Leader of the Liberal Party in Western Australia
- In office 13 April 1938 – 14 December 1946
- Preceded by: Norbert Keenan
- Succeeded by: Ross McLarty

Attorney-General of Western Australia
- In office 1 April 1947 – 5 January 1948
- Preceded by: Hubert Parker
- Succeeded by: Arthur Abbott

Member of the Legislative Assembly of Western Australia
- In office 8 April 1933 – 23 March 1950
- Preceded by: Thomas Davy
- Succeeded by: Joseph Totterdell
- Constituency: West Perth

Personal details
- Born: 25 January 1888 Albany, Western Australia
- Died: 25 March 1964 (aged 76) Subiaco, Western Australia
- Party: Nationalist (to 1945) Liberal (from 1945)
- Alma mater: University of Adelaide
- Occupation: Barrister

= Ross McDonald =

Australian politician (1888–1964)

Sir Robert Ross McDonald QC (25 January 1888 – 25 March 1964) was an Australian politician who was a member of the Legislative Assembly of Western Australia from 1933 to 1950, representing the seat of West Perth. He served as leader of the Nationalist Party from 1938 to 1945, and of the Liberal Party (its successor) from 1945 to 1946, during the period when those parties were the junior partners in the coalition with the Country Party.

==Early life==
McDonald was born in Albany, Western Australia, to Mary Jane (née Elder) and Angus McDonald. He boarded at Scotch College, Perth, and then studied law by correspondence at the University of Adelaide. He was called to bar in 1910. McDonald enlisted as a private in the Australian Imperial Force in 1916, and later served as a lower-level officer with various artillery units in France and Belgium. He had reached the rank of lieutenant by the end of the war. On his return to Australia in 1919, McDonald joined the law firm of Robert Thomson Robinson (a fellow Albany native), eventually becoming a partner. He was a part-time lecturer at the University of Western Australia from 1928 to 1931, and also served as the foundation vice-president of the Australian branch of the International Commission of Jurists.

==Parliamentary career==
At the 1933 state election, McDonald stood as the Nationalist candidate for West Perth, and was elected in spite of his party's landslide defeat. (Note: The previous member, Thomas Davy, had died in office only months before the election, but no by-election was held.) The Nationalists were reduced to just eight seats of 50, becoming only the third-largest party in parliament (behind Labor and the Country Party). Norbert Keenan succeeded the former premier James Mitchell as the party's leader, but McDonald soon became one of the party's most prominent MPs, due to his debating style. When Keenan, aged 74, resigned as leader in April 1938, McDonald was elected in his place. The Nationalists had failed to gain any seats at the 1936 election, and the Country Party (under leaders of the opposition Charles Latham and Arthur Watts) would remain the senior party in the coalition throughout McDonald's period as leadership.

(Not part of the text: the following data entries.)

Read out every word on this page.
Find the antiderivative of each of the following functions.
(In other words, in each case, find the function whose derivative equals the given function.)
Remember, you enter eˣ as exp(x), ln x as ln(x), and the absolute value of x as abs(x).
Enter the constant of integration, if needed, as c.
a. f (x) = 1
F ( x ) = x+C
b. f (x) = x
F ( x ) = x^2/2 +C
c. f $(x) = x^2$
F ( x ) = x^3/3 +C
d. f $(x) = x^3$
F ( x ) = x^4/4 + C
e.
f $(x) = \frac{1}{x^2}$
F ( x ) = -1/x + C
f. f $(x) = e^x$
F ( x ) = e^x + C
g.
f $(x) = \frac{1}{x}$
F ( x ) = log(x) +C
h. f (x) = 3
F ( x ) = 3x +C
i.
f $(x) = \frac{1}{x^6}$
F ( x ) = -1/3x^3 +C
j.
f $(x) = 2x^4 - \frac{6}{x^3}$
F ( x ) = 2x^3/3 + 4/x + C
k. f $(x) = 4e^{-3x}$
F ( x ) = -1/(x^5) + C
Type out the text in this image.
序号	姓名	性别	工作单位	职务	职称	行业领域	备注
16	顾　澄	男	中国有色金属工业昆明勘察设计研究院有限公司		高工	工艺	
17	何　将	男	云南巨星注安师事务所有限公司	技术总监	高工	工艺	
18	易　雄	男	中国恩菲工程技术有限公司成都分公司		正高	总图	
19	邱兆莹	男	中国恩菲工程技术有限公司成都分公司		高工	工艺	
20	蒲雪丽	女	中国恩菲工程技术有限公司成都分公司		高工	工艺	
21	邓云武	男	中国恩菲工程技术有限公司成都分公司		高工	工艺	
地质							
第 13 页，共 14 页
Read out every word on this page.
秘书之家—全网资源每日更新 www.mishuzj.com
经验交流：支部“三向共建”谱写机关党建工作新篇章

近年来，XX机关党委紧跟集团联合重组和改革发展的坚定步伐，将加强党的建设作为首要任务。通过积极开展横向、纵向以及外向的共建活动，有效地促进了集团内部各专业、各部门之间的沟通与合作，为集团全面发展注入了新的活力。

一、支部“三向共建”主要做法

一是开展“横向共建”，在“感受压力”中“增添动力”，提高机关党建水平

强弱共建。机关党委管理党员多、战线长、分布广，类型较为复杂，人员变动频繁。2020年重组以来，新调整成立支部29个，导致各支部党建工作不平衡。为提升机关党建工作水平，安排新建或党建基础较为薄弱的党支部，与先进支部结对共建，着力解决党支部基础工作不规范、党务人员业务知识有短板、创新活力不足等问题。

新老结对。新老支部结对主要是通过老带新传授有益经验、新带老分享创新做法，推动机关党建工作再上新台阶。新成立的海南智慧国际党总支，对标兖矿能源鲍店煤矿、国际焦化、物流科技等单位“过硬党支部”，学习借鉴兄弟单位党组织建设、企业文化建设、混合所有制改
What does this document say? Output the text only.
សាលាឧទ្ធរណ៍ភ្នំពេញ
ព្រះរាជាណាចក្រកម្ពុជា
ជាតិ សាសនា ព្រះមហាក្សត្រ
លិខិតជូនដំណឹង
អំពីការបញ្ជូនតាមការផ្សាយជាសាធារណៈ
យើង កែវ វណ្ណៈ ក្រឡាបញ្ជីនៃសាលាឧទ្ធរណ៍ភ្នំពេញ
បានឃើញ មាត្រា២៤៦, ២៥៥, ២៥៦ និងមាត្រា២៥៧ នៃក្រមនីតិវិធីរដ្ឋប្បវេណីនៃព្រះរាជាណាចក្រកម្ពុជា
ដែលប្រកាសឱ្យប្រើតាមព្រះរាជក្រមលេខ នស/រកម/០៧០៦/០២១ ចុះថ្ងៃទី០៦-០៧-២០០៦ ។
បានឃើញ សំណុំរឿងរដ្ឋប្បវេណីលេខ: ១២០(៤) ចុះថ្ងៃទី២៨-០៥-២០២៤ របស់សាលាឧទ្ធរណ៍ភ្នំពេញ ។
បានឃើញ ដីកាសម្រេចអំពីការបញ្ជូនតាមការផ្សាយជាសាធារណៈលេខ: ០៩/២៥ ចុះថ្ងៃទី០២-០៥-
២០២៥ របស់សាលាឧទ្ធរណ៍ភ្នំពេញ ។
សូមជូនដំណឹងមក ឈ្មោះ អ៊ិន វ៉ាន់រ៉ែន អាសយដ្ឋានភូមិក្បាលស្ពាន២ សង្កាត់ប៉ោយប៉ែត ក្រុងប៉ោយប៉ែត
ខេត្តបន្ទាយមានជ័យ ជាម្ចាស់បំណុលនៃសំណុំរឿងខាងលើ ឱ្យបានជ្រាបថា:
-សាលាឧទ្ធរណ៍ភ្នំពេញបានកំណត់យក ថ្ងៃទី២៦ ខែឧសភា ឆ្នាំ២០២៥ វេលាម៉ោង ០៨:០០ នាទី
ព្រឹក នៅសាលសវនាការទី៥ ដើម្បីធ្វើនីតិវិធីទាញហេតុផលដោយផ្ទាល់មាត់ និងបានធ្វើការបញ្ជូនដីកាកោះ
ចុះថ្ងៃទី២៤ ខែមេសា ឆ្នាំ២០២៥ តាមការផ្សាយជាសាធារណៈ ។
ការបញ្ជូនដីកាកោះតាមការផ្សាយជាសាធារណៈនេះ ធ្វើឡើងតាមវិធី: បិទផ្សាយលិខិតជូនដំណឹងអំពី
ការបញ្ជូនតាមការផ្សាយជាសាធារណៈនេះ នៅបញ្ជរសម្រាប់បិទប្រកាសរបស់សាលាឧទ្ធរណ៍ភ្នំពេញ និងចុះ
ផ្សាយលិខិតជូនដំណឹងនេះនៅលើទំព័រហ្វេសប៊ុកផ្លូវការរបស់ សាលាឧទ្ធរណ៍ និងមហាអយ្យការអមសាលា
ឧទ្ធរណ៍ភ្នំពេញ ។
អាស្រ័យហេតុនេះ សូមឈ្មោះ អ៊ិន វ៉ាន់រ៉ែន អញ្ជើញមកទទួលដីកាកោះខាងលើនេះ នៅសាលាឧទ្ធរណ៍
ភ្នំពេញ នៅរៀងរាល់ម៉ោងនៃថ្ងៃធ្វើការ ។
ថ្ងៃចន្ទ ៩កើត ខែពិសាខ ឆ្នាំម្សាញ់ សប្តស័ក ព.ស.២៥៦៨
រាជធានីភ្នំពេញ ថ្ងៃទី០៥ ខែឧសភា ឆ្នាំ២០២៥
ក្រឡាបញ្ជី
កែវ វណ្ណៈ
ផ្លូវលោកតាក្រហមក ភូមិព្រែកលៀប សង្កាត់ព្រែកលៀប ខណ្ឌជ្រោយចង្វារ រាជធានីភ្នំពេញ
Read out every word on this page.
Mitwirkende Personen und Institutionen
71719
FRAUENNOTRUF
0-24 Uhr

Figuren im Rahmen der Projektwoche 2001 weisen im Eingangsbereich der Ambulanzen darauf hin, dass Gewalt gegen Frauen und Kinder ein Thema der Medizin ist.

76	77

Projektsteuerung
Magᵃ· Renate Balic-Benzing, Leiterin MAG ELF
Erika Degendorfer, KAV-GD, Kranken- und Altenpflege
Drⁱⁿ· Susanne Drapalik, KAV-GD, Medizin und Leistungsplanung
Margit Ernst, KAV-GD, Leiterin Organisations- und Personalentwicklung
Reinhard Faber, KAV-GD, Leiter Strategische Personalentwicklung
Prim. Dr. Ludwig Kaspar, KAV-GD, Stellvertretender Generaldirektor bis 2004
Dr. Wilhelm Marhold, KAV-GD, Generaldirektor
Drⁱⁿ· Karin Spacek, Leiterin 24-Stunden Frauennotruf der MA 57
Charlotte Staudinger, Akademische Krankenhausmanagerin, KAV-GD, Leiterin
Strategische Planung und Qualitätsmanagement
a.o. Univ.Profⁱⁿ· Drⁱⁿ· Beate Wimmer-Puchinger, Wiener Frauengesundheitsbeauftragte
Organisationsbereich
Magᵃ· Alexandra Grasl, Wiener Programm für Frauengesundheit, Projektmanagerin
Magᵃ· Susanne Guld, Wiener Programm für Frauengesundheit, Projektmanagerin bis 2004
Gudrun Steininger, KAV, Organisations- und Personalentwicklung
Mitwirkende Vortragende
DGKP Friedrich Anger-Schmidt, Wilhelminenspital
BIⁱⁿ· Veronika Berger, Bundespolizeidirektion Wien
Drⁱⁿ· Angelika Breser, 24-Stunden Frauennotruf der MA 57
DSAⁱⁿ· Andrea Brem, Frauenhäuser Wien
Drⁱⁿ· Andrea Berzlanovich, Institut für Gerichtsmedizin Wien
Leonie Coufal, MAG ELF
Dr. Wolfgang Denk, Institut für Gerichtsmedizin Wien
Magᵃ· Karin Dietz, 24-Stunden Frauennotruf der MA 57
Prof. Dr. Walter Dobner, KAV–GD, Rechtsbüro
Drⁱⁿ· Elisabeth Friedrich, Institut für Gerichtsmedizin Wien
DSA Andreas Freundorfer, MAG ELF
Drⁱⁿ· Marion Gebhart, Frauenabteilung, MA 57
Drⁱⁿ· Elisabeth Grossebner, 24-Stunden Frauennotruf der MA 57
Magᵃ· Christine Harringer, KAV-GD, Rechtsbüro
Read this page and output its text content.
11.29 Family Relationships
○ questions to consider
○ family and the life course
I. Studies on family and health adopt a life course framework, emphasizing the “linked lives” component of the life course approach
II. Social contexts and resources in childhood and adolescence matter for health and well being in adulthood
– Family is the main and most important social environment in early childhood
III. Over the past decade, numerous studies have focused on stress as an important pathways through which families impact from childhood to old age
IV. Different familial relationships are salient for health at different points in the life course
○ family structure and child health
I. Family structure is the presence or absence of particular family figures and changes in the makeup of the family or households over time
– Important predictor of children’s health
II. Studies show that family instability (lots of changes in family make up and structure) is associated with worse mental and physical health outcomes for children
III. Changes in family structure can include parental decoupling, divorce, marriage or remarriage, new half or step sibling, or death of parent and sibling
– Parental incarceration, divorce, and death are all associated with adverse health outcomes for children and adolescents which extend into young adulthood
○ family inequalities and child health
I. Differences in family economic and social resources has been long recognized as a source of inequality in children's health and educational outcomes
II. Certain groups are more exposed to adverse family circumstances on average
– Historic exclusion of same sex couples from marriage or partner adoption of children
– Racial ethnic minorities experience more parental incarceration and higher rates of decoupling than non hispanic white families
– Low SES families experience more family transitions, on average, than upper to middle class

In 1944 and 1945, McDonald was involved in the affiliation of Western Australia's Nationalist Party to the new federal Liberal Party, and the corresponding name change. He resigned as leader of the Liberal Party in December 1946, in favour of Ross McLarty, with the belief that the party would be better served by a leader from a rural constituency.

As well as being the first WA Liberal leader he was the only WA Liberal leader who did not lead the party to an election until Matt Birney.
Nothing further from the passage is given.